Agentic Search Needs Specialized Tools and General-Purpose Escape Hatches
Elastic’s Leonie Monigatti argues that context engineering for LLM agents is largely a search-interface problem: the critical question is how an agent decides what to retrieve from files, databases, memory, the web, and other sources before the model answers. In her workshop, she shows why semantic search, database query tools, shell access, and agent skills each solve different parts of that problem and fail in different ways. Her recommendation is to build retrieval stacks that combine easy specialized tools for common tasks with more general tools for ambiguous or complex ones, then use observed failures to refine the stack.
Perplexity Frames AI Agents as Metered Digital Labor
Perplexity chief business officer Dmitry Shevelenko argues that AI agents should be judged less as software features than as metered digital labor: tools users will pay for when they perform economically useful work. In a Big Technology Podcast interview, he makes the case that Perplexity’s computer-use agents, workflow packaging, broad permissions and multi-model orchestration are all part of that shift. The unresolved question is whether users and companies will accept the access, trust and usage-based pricing required to make those agents a real business rather than another AI novelty cycle.
Apple Explores Intel and Samsung for U.S. Chip Production
Mark Gurman said Apple has held early talks with Intel and Samsung about using new U.S. fabs to make future A-series and M-series processors, an exploratory move he framed as a supply-chain redundancy question rather than only a political one. Apple still relies heavily on TSMC, primarily in Taiwan, and Gurman described that geographic and supplier concentration as one of the company’s biggest risks. Across the rest of the broadcast, executives and analysts described a similar shift from exposure to execution: AI companies are giving Washington early model access for review, while enterprise adoption is being tested by security, deployment cost and proprietary data advantages.
Agent Failure Should Drive Enterprise AI Knowledge Base Curation
Raj Navakoti argues that enterprise AI agents fail less because of model limits or retrieval plumbing than because companies have not made institutional knowledge legible. In his Demand-Driven Context workshop, he proposes building agent-ready knowledge bases from the bottom up: give agents real tickets or incidents, observe where they fail, and turn those failures into structured, validated context blocks. The method, shown through smaller-scope examples and prototypes including work from IKEA Digital, is presented as an incremental curation loop rather than a proven enterprise-scale system.

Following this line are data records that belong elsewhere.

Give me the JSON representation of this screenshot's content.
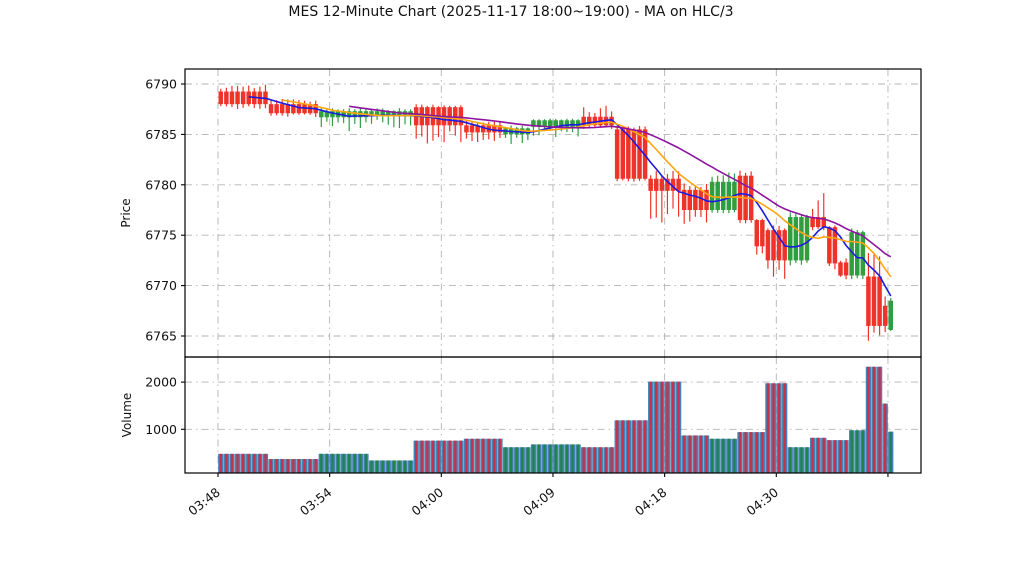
{
  "title": "MES 12-Minute Chart (2025-11-17 18:00~19:00) - MA on HLC/3",
  "price_axis": {
    "label": "Price",
    "ticks": [
      6790,
      6785,
      6780,
      6775,
      6770,
      6765
    ]
  },
  "volume_axis": {
    "label": "Volume",
    "ticks": [
      2000,
      1000
    ]
  },
  "x_axis": {
    "labels": [
      "03:48",
      "03:54",
      "04:00",
      "04:09",
      "04:18",
      "04:30"
    ],
    "tick_bar_indices": [
      0,
      20,
      40,
      60,
      80,
      100,
      120
    ]
  },
  "colors": {
    "up": "#2f9e41",
    "down": "#f03328",
    "ma_fast": "#1b1bdd",
    "ma_mid": "#ffa510",
    "ma_slow": "#8c14a0",
    "volume_base": "#4682b4",
    "volume_up": "#1e8449",
    "volume_down": "#c93049",
    "grid": "#b3b3b3",
    "spine": "#000000"
  },
  "chart_data": {
    "type": "candlestick+volume",
    "title": "MES 12-Minute Chart (2025-11-17 18:00~19:00) - MA on HLC/3",
    "ylabel_price": "Price",
    "ylabel_volume": "Volume",
    "price_ylim": [
      6762.9,
      6791.5
    ],
    "volume_ylim": [
      0,
      2530
    ],
    "grid": "dash-dot",
    "moving_averages": [
      {
        "name": "MA fast (blue)",
        "window": 6,
        "color_key": "ma_fast"
      },
      {
        "name": "MA mid (orange)",
        "window": 12,
        "color_key": "ma_mid"
      },
      {
        "name": "MA slow (purple)",
        "window": 24,
        "color_key": "ma_slow"
      }
    ],
    "segments": [
      {
        "bars": 9,
        "open": 6789.25,
        "close": 6788.0,
        "high": 6790.0,
        "low": 6787.5,
        "volume": 480
      },
      {
        "bars": 9,
        "open": 6788.0,
        "close": 6787.1,
        "high": 6788.6,
        "low": 6786.7,
        "volume": 370
      },
      {
        "bars": 9,
        "open": 6786.7,
        "close": 6787.3,
        "high": 6787.6,
        "low": 6785.3,
        "volume": 480
      },
      {
        "bars": 8,
        "open": 6786.9,
        "close": 6787.3,
        "high": 6787.6,
        "low": 6785.6,
        "volume": 340
      },
      {
        "bars": 9,
        "open": 6787.7,
        "close": 6785.9,
        "high": 6788.0,
        "low": 6784.1,
        "volume": 760
      },
      {
        "bars": 7,
        "open": 6785.9,
        "close": 6785.2,
        "high": 6786.4,
        "low": 6784.0,
        "volume": 800
      },
      {
        "bars": 5,
        "open": 6785.0,
        "close": 6785.6,
        "high": 6785.9,
        "low": 6784.0,
        "volume": 620
      },
      {
        "bars": 9,
        "open": 6785.75,
        "close": 6786.4,
        "high": 6786.6,
        "low": 6784.6,
        "volume": 680
      },
      {
        "bars": 6,
        "open": 6786.75,
        "close": 6785.9,
        "high": 6787.9,
        "low": 6785.4,
        "volume": 620
      },
      {
        "bars": 6,
        "open": 6785.5,
        "close": 6780.6,
        "high": 6785.9,
        "low": 6780.3,
        "volume": 1190
      },
      {
        "bars": 6,
        "open": 6780.6,
        "close": 6779.4,
        "high": 6781.4,
        "low": 6776.2,
        "volume": 2010
      },
      {
        "bars": 5,
        "open": 6779.5,
        "close": 6777.5,
        "high": 6780.2,
        "low": 6775.5,
        "volume": 870
      },
      {
        "bars": 5,
        "open": 6777.5,
        "close": 6780.3,
        "high": 6781.3,
        "low": 6777.0,
        "volume": 800
      },
      {
        "bars": 3,
        "open": 6780.9,
        "close": 6776.5,
        "high": 6781.5,
        "low": 6775.8,
        "volume": 940
      },
      {
        "bars": 2,
        "open": 6776.5,
        "close": 6773.9,
        "high": 6776.8,
        "low": 6773.0,
        "volume": 940
      },
      {
        "bars": 4,
        "open": 6775.5,
        "close": 6772.5,
        "high": 6776.0,
        "low": 6770.5,
        "volume": 1975
      },
      {
        "bars": 4,
        "open": 6772.5,
        "close": 6776.8,
        "high": 6777.3,
        "low": 6772.0,
        "volume": 620
      },
      {
        "bars": 3,
        "open": 6776.8,
        "close": 6775.8,
        "high": 6779.3,
        "low": 6775.3,
        "volume": 820
      },
      {
        "bars": 2,
        "open": 6775.8,
        "close": 6772.2,
        "high": 6776.0,
        "low": 6771.5,
        "volume": 770
      },
      {
        "bars": 2,
        "open": 6772.3,
        "close": 6771.0,
        "high": 6772.8,
        "low": 6770.6,
        "volume": 770
      },
      {
        "bars": 3,
        "open": 6771.0,
        "close": 6775.3,
        "high": 6775.8,
        "low": 6770.6,
        "volume": 980
      },
      {
        "bars": 3,
        "open": 6770.9,
        "close": 6766.0,
        "high": 6774.0,
        "low": 6764.4,
        "volume": 2325
      },
      {
        "bars": 1,
        "open": 6768.0,
        "close": 6766.0,
        "high": 6769.5,
        "low": 6765.0,
        "volume": 1545
      },
      {
        "bars": 1,
        "open": 6765.6,
        "close": 6768.5,
        "high": 6769.0,
        "low": 6765.3,
        "volume": 950
      }
    ]
  }
}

Small-Model Inference Needs Infrastructure Beyond Model Servers
Filip Makraduli of Superlinked argues that the hard part of small-model inference is no longer simply serving a model, but operating many embeddings, rerankers, extractors and multimodal models efficiently in production. In his account, conventional one-model-per-container deployments waste GPU capacity and leave teams to rebuild routing, autoscaling, monitoring, hot-swapping and eviction themselves. Superlinked’s SIE is presented as an open-source attempt to provide that missing infrastructure layer for AI search and document-processing workloads.